Solace For The Other 49 States: It’s (Not) Always Sunny In California

It isn’t always sunny in California. It only just seems that way for those of us who live in colder climates. On Thursday, it rained in Los Angeles. I swear, there was no sun or blue skies to be had anywhere. Before I travel anywhere, I check the forecast for my destination obsessively and I can tell you that this is the first time there’s been rain in L.A. in at least 6 or 7 years. Or it least it seems that way.

I’ve traveled extensively around California over the past 30 years and this was actually the first time I have ever – ever – felt any significant rainfall in this glorious state. Perhaps I’ve just been remarkably lucky, but I think Californians are actually quite unused to inclement weather.

On the drive to out hotel we were listening to the local NPR affiliate in Los Angeles and the hosts noted that there had been 188 crashes on L.A. freeways that morning, which, they said, was a big haul, even for L.A. The hosts chalked this up to the rain and I almost burst out laughing.I grew up in Buffalo and my adopted hometown is Chicago. The notion that large numbers of people are crashing their cars due to the fact that it was 65 degrees with a light drizzle seemed delicious, preposterous, wonderful! Only in a place with a truly glorious climate could people forget how to safely operate their vehicles because they are so shocked or unaccustomed to a little harmless precipitation.

Most travel writers like to wax poetic about how they don’t mind rainy weather while traveling. And most of them are full of crap for the following reasons. 1) They spend most of the year traveling and thus have a completely different perspective than someone who has just a few precious days to savor outside their office each year. 2) They typically aren’t traveling with small children they have to find ways to amuse in bad weather.

Anyone who travels frequently can tell you stories about how awful the weather was on one trip or another they’ve taken. Other than California, which has been my lucky destination over the years, I seem to have a knack for brining bad weather to even the sunniest of places.

Italy is a prime example. I’ve encountered day after day of torrential rain and winds in places like Capri, Polignano A Mare, and Siracusa, to name just a few. And on each occasion, everyone I met assured me that the weather we were experiencing was like a freak, supernatural experience. It’s NEVER like this! They say. Or, more commonly, The weather was perfect until you arrived.

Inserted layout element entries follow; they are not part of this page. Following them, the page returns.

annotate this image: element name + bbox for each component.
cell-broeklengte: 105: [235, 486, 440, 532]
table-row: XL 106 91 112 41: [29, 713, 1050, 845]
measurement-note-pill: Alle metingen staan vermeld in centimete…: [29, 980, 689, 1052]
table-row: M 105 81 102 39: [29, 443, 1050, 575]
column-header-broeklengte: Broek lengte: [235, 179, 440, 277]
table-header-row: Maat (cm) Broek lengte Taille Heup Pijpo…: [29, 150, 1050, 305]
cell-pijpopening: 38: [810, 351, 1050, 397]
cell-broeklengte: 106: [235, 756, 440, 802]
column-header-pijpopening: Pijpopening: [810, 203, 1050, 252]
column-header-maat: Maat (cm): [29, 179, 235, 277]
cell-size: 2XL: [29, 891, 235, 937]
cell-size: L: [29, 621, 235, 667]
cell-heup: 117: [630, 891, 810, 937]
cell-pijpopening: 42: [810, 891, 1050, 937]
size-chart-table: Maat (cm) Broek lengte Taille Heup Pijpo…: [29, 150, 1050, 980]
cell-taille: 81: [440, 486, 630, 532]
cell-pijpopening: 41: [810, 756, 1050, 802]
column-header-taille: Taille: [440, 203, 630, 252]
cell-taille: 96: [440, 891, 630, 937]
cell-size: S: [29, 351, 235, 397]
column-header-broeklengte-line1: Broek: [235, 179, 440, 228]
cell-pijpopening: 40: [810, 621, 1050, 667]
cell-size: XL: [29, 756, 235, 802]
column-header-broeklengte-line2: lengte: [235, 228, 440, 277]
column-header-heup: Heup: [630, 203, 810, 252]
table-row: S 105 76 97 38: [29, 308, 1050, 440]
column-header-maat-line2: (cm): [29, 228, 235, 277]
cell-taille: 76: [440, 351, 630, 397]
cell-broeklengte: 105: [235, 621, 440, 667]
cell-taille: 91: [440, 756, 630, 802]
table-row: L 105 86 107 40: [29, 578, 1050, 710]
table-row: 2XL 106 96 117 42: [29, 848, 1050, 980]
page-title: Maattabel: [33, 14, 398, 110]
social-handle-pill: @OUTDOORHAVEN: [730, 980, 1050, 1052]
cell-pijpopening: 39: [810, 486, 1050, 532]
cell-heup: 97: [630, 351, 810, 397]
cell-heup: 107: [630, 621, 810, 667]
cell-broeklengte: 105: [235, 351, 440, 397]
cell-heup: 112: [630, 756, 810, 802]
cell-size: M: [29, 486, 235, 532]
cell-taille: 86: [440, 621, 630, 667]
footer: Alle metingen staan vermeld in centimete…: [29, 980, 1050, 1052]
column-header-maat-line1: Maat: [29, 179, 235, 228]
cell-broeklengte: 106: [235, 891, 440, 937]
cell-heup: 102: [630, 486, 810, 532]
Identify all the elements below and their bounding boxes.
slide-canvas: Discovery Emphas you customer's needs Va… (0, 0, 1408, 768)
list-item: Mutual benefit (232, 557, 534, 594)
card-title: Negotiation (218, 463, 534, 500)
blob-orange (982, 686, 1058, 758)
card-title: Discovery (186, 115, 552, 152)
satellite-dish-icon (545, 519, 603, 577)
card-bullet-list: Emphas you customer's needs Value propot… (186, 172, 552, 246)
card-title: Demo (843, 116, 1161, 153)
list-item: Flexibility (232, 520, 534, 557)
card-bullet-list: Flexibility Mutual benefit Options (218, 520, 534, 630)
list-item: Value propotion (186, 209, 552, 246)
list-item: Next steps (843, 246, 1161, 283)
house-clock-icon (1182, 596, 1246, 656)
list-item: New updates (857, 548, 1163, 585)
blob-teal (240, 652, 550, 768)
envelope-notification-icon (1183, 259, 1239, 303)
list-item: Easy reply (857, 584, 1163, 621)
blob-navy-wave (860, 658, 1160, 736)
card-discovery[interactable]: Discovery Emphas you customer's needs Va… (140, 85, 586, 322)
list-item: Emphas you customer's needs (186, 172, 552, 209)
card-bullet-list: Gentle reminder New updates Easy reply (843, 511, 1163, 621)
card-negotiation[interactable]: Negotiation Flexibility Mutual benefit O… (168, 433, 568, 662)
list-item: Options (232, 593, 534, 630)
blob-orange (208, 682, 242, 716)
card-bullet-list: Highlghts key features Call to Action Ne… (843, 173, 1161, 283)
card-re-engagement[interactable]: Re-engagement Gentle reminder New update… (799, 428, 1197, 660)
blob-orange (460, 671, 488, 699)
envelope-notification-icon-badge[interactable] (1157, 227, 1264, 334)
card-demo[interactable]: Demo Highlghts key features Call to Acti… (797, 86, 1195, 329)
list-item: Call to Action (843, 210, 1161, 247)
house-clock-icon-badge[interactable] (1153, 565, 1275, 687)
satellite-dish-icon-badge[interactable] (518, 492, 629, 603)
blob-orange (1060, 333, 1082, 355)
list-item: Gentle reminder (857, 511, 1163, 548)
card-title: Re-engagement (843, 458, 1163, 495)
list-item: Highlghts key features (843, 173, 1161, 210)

I don’t care what anyone says, the truth is that no place looks as good in the rain as it does under blue skies and sunshine. You make the best of bad weather and sometimes it forces you to do some fun things that you wouldn’t do otherwise, but if you get nothing but rain in a place, the chances are, you probably won’t like it as much as if you’d had good weather there.

If you’re traveling with small children, inclement weather takes an even greater toll. If you aren’t with kids, you can lie in bed and curl up with a book or hit a museum, but you’re options are much more limited if you have small kids in tow. You can throw on a movie for them, but it’s hard to do that all day long for days on end. Bitching about the weather won’t help either, but it can be therapeutic.


Our first two days in California have been rainy, with yet more rain in the forecast and the weather is getting warmer in Chicago. It was 63 and rainy in L.A. on Thursday and 54 and sunny in Chicago, so take your pick. According to weather.com, though, L.A. had zero days with measurable precipitation in October and just two days with a wee bit of rain in November prior to my arrival. But L.A. averages 2.37 inches of precipitation in December historically, not much different than Chicago’s 2.57 inches.

Never mind the fact that Chicago is 50 degrees colder. (And there are microclimates all over California, so if you want different weather, just get the car and drive a bit) But on Saturday, we were in La Jolla, basking in the sunshine. And after a couple gloomy days, we appreciated the warmth of the sun all the more so. You can never take good weather for granted, even in California.